Night drew in with little in the evening sky to raise concern and Kydd read his
Compendium
with interest before turning in. He fell asleep almost immediately; any worrying about just where in this vast desert of sea he might find prey could wait for the light of day.

At some time in the night he came suddenly to full wakefulness and lay in the dark
knowing
something was amiss but unable to pinpoint it. There was nothing, no sudden shouting, no change in the regular pitching and heaving of the ship. The feeling intensified, and a sense of preternatural dread stole over him. He rolled out of his bunk, threw on the grego over his nightclothes and hurried up on deck, his eyes straining into the blackness.
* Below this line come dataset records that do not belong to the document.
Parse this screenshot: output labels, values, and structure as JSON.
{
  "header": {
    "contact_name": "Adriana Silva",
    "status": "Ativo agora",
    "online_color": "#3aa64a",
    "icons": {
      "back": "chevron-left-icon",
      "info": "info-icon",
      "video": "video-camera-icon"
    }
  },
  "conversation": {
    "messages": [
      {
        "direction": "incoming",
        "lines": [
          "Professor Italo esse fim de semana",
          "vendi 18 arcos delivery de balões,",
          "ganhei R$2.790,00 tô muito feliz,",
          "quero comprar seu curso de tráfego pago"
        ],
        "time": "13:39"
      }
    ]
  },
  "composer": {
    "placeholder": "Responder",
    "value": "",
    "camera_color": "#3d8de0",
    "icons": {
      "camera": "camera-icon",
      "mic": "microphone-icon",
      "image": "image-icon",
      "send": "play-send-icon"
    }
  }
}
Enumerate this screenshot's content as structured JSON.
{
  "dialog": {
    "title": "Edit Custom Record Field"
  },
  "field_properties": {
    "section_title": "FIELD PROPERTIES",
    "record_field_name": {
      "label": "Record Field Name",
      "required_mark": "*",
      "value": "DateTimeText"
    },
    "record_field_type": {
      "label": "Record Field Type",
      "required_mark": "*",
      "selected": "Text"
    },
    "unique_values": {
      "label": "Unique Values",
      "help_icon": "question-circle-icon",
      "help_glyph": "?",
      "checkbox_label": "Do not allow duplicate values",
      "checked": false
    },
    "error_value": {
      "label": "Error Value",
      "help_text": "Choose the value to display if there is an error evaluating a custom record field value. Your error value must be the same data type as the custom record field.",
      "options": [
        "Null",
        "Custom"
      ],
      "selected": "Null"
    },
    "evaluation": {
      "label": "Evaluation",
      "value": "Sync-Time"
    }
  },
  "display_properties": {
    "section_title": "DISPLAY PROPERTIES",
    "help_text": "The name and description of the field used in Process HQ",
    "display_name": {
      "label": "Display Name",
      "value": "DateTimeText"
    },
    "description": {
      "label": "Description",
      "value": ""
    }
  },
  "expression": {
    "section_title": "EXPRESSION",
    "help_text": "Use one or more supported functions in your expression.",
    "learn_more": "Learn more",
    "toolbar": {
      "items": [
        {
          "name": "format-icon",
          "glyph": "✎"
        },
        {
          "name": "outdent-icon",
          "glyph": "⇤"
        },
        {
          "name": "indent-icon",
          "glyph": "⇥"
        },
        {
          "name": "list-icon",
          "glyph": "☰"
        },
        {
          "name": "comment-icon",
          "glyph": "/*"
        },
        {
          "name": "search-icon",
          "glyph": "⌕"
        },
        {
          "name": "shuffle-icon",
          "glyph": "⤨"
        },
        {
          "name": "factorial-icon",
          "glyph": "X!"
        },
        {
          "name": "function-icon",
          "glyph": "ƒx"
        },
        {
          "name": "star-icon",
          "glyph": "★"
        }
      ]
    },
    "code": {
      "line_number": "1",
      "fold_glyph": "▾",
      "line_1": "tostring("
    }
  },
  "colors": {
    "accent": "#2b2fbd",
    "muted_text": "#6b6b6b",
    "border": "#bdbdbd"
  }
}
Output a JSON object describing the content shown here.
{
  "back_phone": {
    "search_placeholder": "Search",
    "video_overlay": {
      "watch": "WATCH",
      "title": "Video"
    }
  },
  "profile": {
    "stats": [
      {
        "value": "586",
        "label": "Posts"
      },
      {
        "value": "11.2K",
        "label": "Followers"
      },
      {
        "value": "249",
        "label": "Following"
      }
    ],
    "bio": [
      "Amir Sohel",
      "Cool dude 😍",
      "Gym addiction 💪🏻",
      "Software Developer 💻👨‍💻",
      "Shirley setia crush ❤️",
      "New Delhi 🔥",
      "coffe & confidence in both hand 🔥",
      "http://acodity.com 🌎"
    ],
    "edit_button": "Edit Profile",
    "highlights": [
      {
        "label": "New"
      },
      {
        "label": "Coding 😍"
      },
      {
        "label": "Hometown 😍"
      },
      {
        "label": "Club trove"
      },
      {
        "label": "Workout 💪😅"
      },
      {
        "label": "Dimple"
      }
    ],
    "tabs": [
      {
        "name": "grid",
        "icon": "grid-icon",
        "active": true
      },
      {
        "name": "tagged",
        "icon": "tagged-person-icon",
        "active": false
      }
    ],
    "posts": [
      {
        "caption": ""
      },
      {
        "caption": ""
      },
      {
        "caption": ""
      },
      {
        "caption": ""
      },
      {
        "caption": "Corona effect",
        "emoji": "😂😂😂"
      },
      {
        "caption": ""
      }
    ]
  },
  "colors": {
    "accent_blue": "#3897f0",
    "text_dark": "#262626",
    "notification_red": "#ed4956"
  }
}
The watch-on-deck looked at him in astonishment. “Cap'n, sir?” said one with concern, approaching. Kydd tried to make sense of his feelings. The rollers showed white in the darkness, seething past as usual, and the overcast made reading the sky conditions difficult. But
something
was . . .

Then he had it. An almost indefinable continuous low roar at the edge of hearing beneath the bluster of the wind but, once detected, never fading. He froze in horror: a memory from long ago, burned into his soul burst into his consciousness—one night perilously close to the dreaded Cape Horn and . . .

He threw himself at the wheel as he had done then, knocking the helmsman aside, and spun on turns. The little schooner seemed reluctant and frantically Kydd willed it on for otherwise they had but seconds to live.